Livro do pediatra Mário Cordeiro mostra aos pais que os homens também ficam grávidos

A obra «Vou ser pai» assume-se como um «manual de sobrevivência» para os homens que estão prestes a ter um filho.

O pediatra Mário Cordeiro lança hoje um livro destinado a futuros pais que pretende mostrar aos homens que eles próprios ficam «grávidos», sofrendo alterações corporais, hormonais e psicológicas durante os nove meses de gestação.

 

«O objetivo é os pais saberem o que se passa consigo, em aspetos que têm a ver com a masculinidade, a passagem de "miúdo" para adulto, de filho para pai, a mudança de triângulo pai-mãe-filho, em que eram o vértice "filho", para um novo em que são o vértice "pai"», explica Mário Cordeiro à agência Lusa.

 

Para o pediatra, os homens estiveram muitos milénios afastados de uma parte essencial da sua vida, que é a gestação e conceptualização de um filho.

 

«Até há bem pouco tempo, os pais "entravam no filme" só quando a criança era mais crescida, perdendo, eles e o bebé, um imenso tempo, irrecuperável, de ligação, de criação de laços e envolvimento no crescimento», refere o também professor na Faculdade de Ciências Médicas da Universidade Nova de Lisboa.

 

Mário Cordeiro define a gravidez para o homem como «um pontapé na morte e a garantia da eternidad»”, uma realidade que traz muitas alterações sentimentais e psicológicas.

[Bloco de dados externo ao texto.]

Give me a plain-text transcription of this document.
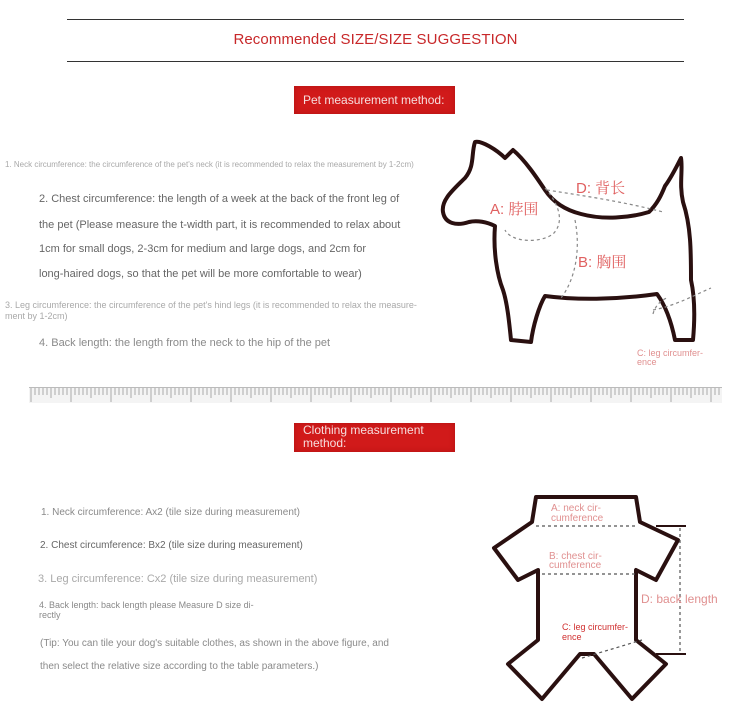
Recommended SIZE/SIZE SUGGESTION
Pet measurement method:
1. Neck circumference: the circumference of the pet's neck (it is recommended to relax the measurement by 1-2cm)
2. Chest circumference: the length of a week at the back of the front leg of
the pet (Please measure the t-width part, it is recommended to relax about
1cm for small dogs, 2-3cm for medium and large dogs, and 2cm for
long-haired dogs, so that the pet will be more comfortable to wear)
3. Leg circumference: the circumference of the pet's hind legs (it is recommended to relax the measure-
ment by 1-2cm)
4. Back length: the length from the neck to the hip of the pet
A: 脖围
D: 背长
B: 胸围
C: leg circumfer-
ence
Clothing measurement
method:
1. Neck circumference: Ax2 (tile size during measurement)
2. Chest circumference: Bx2 (tile size during measurement)
3. Leg circumference: Cx2 (tile size during measurement)
4. Back length: back length please Measure D size di-
rectly
(Tip: You can tile your dog's suitable clothes, as shown in the above figure, and
then select the relative size according to the table parameters.)
A: neck cir-
cumference
B: chest cir-
cumference
C: leg circumfer-
ence
D: back length
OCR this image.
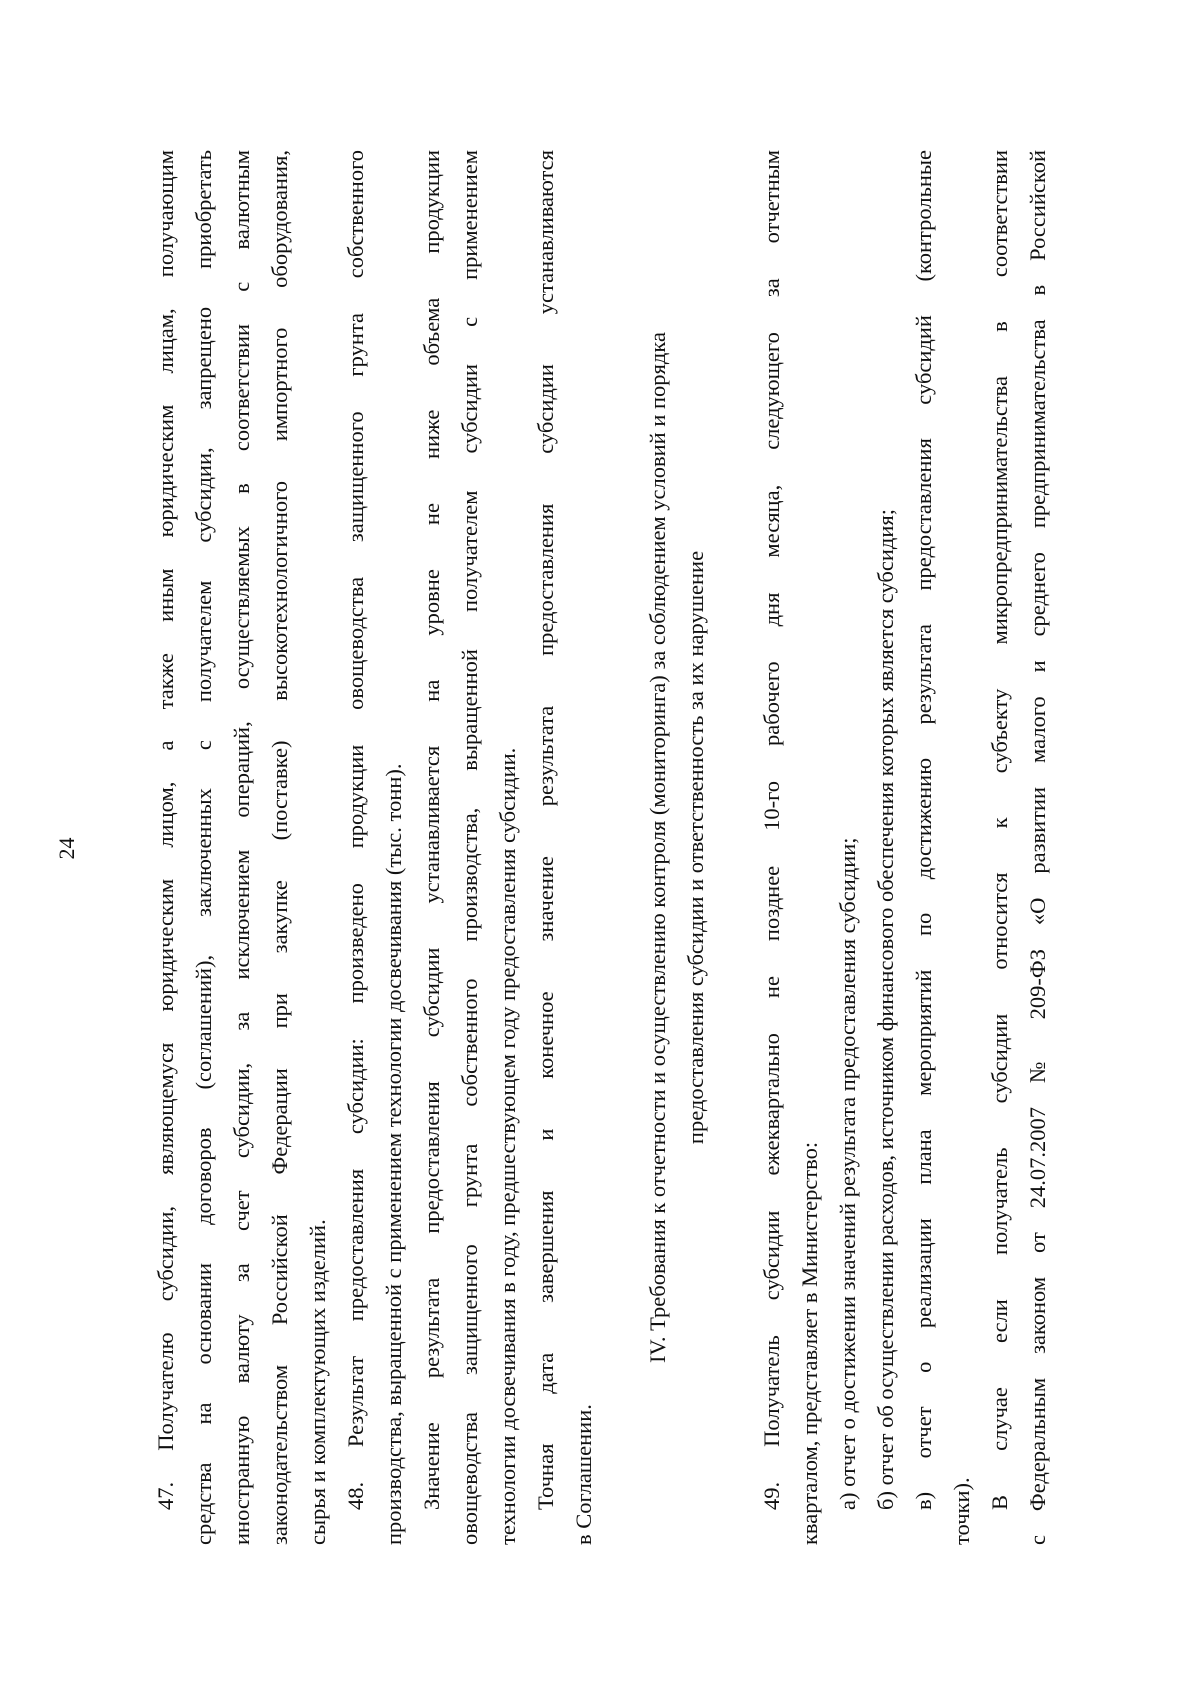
24	47. Получателю субсидии, являющемуся юридическим лицом, а также иным юридическим лицам, получающим средства на основании договоров (соглашений), заключенных с получателем субсидии, запрещено приобретать иностранную валюту за счет субсидии, за исключением операций, осуществляемых в соответствии с валютным законодательством Российской Федерации при закупке (поставке) высокотехнологичного импортного оборудования, сырья и комплектующих изделий. 48. Результат предоставления субсидии: произведено продукции овощеводства защищенного грунта собственного производства, выращенной с применением технологии досвечивания (тыс. тонн). Значение результата предоставления субсидии устанавливается на уровне не ниже объема продукции овощеводства защищенного грунта собственного производства, выращенной получателем субсидии с применением технологии досвечивания в году, предшествующем году предоставления субсидии. Точная дата завершения и конечное значение результата предоставления субсидии устанавливаются в Соглашении.

IV. Требования к отчетности и осуществлению контроля (мониторинга) за соблюдением условий и порядка предоставления субсидии и ответственность за их нарушение	49. Получатель субсидии ежеквартально не позднее 10-го рабочего дня месяца, следующего за отчетным кварталом, представляет в Министерство: а) отчет о достижении значений результата предоставления субсидии; б) отчет об осуществлении расходов, источником финансового обеспечения которых является субсидия; в) отчет о реализации плана мероприятий по достижению результата предоставления субсидий (контрольные
точки).

В случае если получатель субсидии относится к субъекту микропредпринимательства в соответствии с Федеральным законом от 24.07.2007 № 209-ФЗ «О развитии малого и среднего предпринимательства в Российской
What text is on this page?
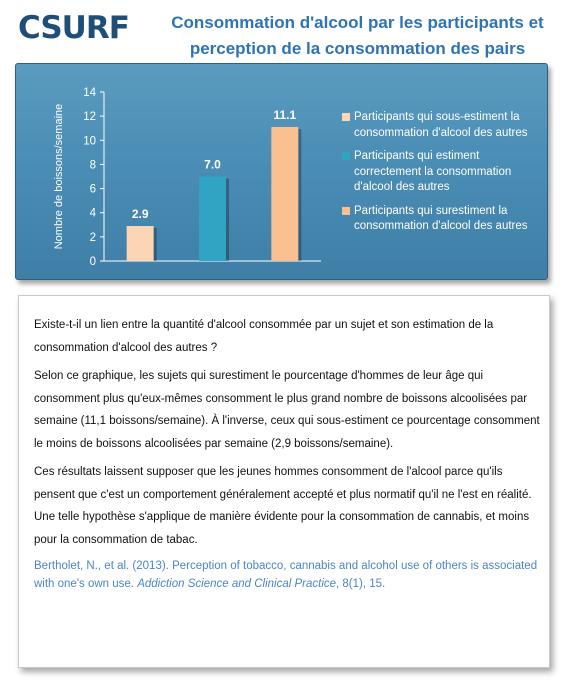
CSURF	Consommation d'alcool par les participants et perception de la consommation des pairs
0
2
4
6
8
10
12
14
Nombre de boissons/semaine	2.9
7.0
11.1	Participants qui sous-estiment la consommation d'alcool des autres
Participants qui estiment correctement la consommation d'alcool des autres
Participants qui surestiment la consommation d'alcool des autres

Existe-t-il un lien entre la quantité d'alcool consommée par un sujet et son estimation de la consommation d'alcool des autres ?

Selon ce graphique, les sujets qui surestiment le pourcentage d'hommes de leur âge qui consomment plus qu'eux-mêmes consomment le plus grand nombre de boissons alcoolisées par semaine (11,1 boissons/semaine). À l'inverse, ceux qui sous-estiment ce pourcentage consomment le moins de boissons alcoolisées par semaine (2,9 boissons/semaine).

Ces résultats laissent supposer que les jeunes hommes consomment de l'alcool parce qu'ils pensent que c'est un comportement généralement accepté et plus normatif qu'il ne l'est en réalité. Une telle hypothèse s'applique de manière évidente pour la consommation de cannabis, et moins pour la consommation de tabac.

Bertholet, N., et al. (2013). Perception of tobacco, cannabis and alcohol use of others is associated with one's own use. Addiction Science and Clinical Practice, 8(1), 15.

Mas os homens sofrem também alterações corporais e hormonais durante a gestação de um filho, o que leva o pediatra a afirmar que um pai também fica grávido, insistindo que a expressão deve ser usada mesmo sem aspas.

 

Por isso, o livro tem uma parte que acompanha a gravidez mês a mês, desenvolvendo o que os pais vão sentindo ao longo das 40 semanas, incluindo aspetos práticos como consultas, ecografias ou análises necessárias durante a gestação.

 

Segundo o especialista, a obra pode ajudar os homens a entender melhor o que se passa com a mulher, tornando-os mais empáticos nesta fase das suas vidas. Por outro lado, para as mulheres o livro pode servir para compreender o que homem sente: a ambiguidade e ambivalência dos seus sentimentos.

 

São dez capítulos, distribuídos por mais de 300 páginas, com temas tão diversos como «os aspetos biológicos e emocionais durante a gravidez», o sexo após o parto ou os direitos dos pais durante a gravidez.

 

Na secção «Das cavernas ao século XXI», o autor tenta resumir as funções do homem e a sua posição na vida familiar ao longo de milénios. Em apenas duas décadas, as alterações no papel do pai já são bastante significativas, considera Mário Cordeiro.

 

«Os homens deixaram, creio e espero que na maioria, de se sentir culpados de gostarem de ser pais, ou de ter de viver a parentalidade e os afetos na clandestinidade. A sociedade reconhece os direitos dos pais e que, para o superior interesse da criança, é necessário pensar que pai e mãe desempenham papéis diferentes, complementares e insubstituíveis», comenta à agência Lusa.

 

Para Cordeiro, os pais estão ainda, finalmente, a «recuperar o bem-estar, o prazer de estar em casa e com os filhos», sem vergonha de mudar fraldas, dar mimo e de mostrar amor.